Amster Rothstein and Ebenstein, LLP - Intellectual Property Law

In Support of the Right of Dissatisfied Parties to Appeal Adverse IPR Decisions

January 15, 2019
Author(s): Charles R. Macedo, Brian A. Comack , James Howard*

On January 11th, Askeladden LLC (Askeladden) filed an amicus brief in support of the Supreme Court accepting certiorari from JTEKT Corp. v. GKN Automotive Ltd., No. 2017-1828 (Fed. Cir. 2018). This case raises the important question of whether the U.S. Court of Appeals for the Federal Circuit can refuse to hear an appeal by a non-defendant petitioner from an adverse final written decision in an inter partes review (IPR) proceeding on the basis of a lack of a patent-inflicted injury-in-fact, even though Congress has statutorily created the right for “dissatisfied” parties to appeal to the Federal Circuit. 35 U.S.C. § 319.

In the proceedings below, JTEKT filed a petition requesting IPR pursuant to the relevant statutory scheme devised by Congress in the America Invents Act, 35 U.S.C. §§ 311-319. The Patent Trial and Appeal Board (PTAB) later issued a final written decision holding the challenged claims of the patent not unpatentable.

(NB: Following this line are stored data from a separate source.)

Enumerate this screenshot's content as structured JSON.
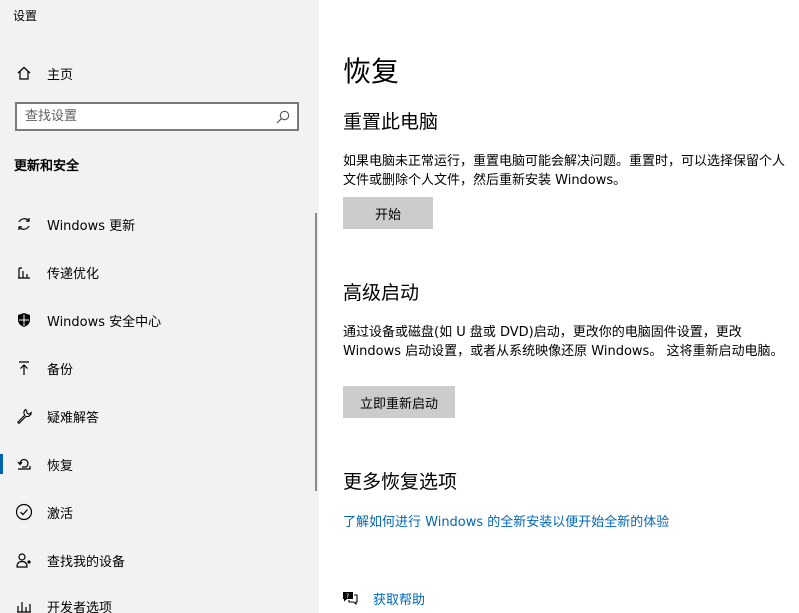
{
  "window": {
    "title": "设置"
  },
  "sidebar": {
    "home_label": "主页",
    "search_placeholder": "查找设置",
    "section_header": "更新和安全",
    "items": [
      {
        "label": "Windows 更新",
        "icon": "sync-icon"
      },
      {
        "label": "传递优化",
        "icon": "delivery-optimization-icon"
      },
      {
        "label": "Windows 安全中心",
        "icon": "shield-icon"
      },
      {
        "label": "备份",
        "icon": "backup-upload-icon"
      },
      {
        "label": "疑难解答",
        "icon": "wrench-icon"
      },
      {
        "label": "恢复",
        "icon": "recovery-icon",
        "active": true
      },
      {
        "label": "激活",
        "icon": "checkmark-circle-icon"
      },
      {
        "label": "查找我的设备",
        "icon": "person-location-icon"
      },
      {
        "label": "开发者选项",
        "icon": "developer-icon"
      }
    ]
  },
  "main": {
    "title": "恢复",
    "reset": {
      "heading": "重置此电脑",
      "description": "如果电脑未正常运行，重置电脑可能会解决问题。重置时，可以选择保留个人文件或删除个人文件，然后重新安装 Windows。",
      "button": "开始"
    },
    "advanced": {
      "heading": "高级启动",
      "description": "通过设备或磁盘(如 U 盘或 DVD)启动，更改你的电脑固件设置，更改 Windows 启动设置，或者从系统映像还原 Windows。 这将重新启动电脑。",
      "button": "立即重新启动"
    },
    "more": {
      "heading": "更多恢复选项",
      "link": "了解如何进行 Windows 的全新安装以便开始全新的体验"
    },
    "help": {
      "label": "获取帮助"
    }
  },
  "colors": {
    "accent": "#0063b1",
    "link": "#0067b8",
    "sidebar_bg": "#f2f2f2",
    "button_bg": "#cccccc"
  }
}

JTEKT then filed to appeal the PTAB’s decision to the Federal Circuit, to which GKN Ltd. (GKN) moved to dismiss the appeal for lack of Article III standing. JTEKT had the burden to demonstrate some injury resulting from the PTAB’s decision. JTEKT submitted two declarations in support of its standing. Although JTEKT couldn’t definitively say whether it would infringe the patent, JTEKT argued that the general features were similar and the “patent posed a risk to future development.” JTEKT Corp. v. GKN Auto. Ltd., 898 F.3d 1217, 1221 (Fed. Cir. 2018).